Quella mattina ero deciso a “combinare qualcosa” con Giancarlo, avevo messo un collant velatissimo celeste polvere (un trofeo di una visita in casa di amici dei miei) senza mutandine ed ero eccitatissimo. In classe più volte, passandogli vicino o muovendomi sul banco accanto a lui, durante la lezione avevo strusciato il mio cazzo sul suo braccio e la sua coscia. Giancarlo non protestava anzi spesso avvertivo che, al contatto, la sua coscia premeva sul gonfiore della mia eccitazione.
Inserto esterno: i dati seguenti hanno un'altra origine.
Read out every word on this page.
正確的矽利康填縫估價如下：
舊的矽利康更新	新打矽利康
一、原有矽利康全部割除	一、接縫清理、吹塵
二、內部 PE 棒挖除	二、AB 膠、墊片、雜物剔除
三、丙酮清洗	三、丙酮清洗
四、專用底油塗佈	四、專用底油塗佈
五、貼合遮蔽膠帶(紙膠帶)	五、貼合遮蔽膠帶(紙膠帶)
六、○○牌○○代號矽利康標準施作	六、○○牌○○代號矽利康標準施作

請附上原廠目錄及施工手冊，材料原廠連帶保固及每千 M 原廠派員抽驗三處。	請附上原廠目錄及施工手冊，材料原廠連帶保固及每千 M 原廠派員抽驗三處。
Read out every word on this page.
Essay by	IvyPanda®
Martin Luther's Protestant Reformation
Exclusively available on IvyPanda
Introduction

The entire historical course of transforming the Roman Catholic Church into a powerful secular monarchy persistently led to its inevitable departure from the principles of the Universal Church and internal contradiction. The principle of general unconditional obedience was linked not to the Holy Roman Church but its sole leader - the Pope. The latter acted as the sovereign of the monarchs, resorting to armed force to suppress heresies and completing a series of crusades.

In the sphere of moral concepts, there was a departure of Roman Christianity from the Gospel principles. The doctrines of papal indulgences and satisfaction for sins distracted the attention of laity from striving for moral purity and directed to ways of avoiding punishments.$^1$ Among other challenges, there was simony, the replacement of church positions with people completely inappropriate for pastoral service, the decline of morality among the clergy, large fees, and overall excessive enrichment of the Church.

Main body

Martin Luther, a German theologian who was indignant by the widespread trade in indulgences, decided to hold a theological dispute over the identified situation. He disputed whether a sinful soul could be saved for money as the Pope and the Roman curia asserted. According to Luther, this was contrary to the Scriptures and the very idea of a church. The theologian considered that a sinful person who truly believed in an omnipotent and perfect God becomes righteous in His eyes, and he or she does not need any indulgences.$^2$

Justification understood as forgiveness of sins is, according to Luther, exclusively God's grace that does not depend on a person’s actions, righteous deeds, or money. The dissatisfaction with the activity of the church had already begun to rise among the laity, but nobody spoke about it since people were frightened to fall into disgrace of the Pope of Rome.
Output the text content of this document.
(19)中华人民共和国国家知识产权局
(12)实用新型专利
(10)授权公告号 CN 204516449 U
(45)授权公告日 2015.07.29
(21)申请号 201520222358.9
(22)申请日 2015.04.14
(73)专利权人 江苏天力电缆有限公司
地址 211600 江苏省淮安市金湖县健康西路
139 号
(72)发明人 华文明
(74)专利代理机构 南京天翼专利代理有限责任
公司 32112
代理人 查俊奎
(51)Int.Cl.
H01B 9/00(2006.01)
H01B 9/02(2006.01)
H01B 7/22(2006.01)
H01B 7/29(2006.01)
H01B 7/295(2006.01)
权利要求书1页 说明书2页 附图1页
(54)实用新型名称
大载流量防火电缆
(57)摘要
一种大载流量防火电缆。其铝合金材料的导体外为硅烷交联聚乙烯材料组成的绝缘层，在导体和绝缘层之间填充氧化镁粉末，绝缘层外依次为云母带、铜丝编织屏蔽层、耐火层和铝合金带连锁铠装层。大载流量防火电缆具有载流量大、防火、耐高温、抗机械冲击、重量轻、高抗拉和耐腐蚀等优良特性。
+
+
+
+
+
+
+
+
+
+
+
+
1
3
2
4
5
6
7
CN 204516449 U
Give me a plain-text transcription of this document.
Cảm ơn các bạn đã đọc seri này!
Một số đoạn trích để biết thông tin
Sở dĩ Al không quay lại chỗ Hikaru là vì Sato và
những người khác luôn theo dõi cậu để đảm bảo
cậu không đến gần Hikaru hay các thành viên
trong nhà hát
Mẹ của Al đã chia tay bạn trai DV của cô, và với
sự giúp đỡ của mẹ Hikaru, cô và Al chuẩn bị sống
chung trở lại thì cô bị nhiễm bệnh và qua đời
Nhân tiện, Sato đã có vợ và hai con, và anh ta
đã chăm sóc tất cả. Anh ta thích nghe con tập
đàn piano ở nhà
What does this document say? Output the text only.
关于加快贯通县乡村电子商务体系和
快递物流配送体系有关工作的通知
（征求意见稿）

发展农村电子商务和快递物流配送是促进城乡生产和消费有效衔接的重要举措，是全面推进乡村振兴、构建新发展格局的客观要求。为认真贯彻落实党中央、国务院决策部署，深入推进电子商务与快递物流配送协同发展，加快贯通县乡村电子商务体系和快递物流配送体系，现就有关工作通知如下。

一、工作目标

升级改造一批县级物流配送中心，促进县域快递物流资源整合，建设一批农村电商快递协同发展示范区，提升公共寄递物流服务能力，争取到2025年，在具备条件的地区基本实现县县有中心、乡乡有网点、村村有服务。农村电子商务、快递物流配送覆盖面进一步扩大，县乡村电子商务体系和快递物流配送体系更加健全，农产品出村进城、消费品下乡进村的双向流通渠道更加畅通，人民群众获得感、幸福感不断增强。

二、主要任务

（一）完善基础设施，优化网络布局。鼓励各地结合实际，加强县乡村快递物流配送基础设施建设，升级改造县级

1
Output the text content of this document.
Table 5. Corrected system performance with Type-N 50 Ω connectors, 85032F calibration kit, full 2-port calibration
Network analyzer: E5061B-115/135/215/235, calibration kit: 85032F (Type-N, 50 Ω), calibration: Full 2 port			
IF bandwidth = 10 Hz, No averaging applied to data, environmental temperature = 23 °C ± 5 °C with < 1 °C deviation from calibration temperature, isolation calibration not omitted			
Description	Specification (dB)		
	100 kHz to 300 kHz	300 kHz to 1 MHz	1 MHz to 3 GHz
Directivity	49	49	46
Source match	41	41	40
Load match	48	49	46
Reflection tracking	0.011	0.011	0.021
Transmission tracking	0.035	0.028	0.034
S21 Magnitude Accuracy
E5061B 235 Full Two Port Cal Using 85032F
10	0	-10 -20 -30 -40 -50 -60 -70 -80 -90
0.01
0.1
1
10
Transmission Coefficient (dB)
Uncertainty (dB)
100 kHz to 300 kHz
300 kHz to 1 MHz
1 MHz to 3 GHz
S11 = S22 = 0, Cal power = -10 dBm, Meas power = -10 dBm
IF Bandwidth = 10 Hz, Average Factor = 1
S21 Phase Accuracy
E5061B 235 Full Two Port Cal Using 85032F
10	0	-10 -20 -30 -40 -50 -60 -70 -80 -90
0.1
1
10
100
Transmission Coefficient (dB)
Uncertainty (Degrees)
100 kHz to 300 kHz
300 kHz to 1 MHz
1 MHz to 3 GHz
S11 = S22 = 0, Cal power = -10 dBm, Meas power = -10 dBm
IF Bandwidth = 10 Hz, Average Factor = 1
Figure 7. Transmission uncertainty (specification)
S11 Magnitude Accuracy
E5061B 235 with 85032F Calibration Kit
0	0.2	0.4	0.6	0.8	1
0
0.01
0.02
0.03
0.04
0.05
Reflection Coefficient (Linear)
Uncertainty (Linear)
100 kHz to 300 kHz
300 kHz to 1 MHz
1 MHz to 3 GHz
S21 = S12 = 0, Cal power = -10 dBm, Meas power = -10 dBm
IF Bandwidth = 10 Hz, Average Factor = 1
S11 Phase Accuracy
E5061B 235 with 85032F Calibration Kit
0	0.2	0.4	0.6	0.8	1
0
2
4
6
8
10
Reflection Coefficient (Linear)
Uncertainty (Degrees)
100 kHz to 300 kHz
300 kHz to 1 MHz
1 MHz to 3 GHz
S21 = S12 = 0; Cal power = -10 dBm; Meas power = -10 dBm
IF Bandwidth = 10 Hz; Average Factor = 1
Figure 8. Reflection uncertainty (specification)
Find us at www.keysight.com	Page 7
Non ne potevo più e allungai la mia mano sul suo uccello tastandolo. Lui arrossì e mi chiese con voce bassa tremante cosa facessi. Gli chiesi se non gli piacesse e lui per tutta risposta aprì le gambe autorizzandomi al “massaggio” e mi mise la sua mano sul cazzo. Sentivo il suo gonfiore e una sensazione di calore s’impadroniva di me spingendomi ad essere più esplicita e troia. Da come lui mi palpava sentivo che le voci sulla sua omosessualità diventavano certezze e che in quel momento mi avrebbe volentieri tirato giù i pantaloni per imboccarselo tutto tra le labbra. Palpava e silenziosamente ansimava. Mi sbottonai la patta con nonchalance e la sua mano sgattaiolò dentro. All’improvviso mi guardò fisso negli occhi con un’aria eccitata e mi chiese come mai indossassi i collant da donna e gli rivelai che mi eccitava travestirmi e che li portavo già da un paio d’anni. Il suo massaggio diventò allora una vera e propria sega, e per la crescente eccitazione, rossi in volto ed accaldati, rischiammo di essere scoperti dal professore a causa dei nostri continui movimenti.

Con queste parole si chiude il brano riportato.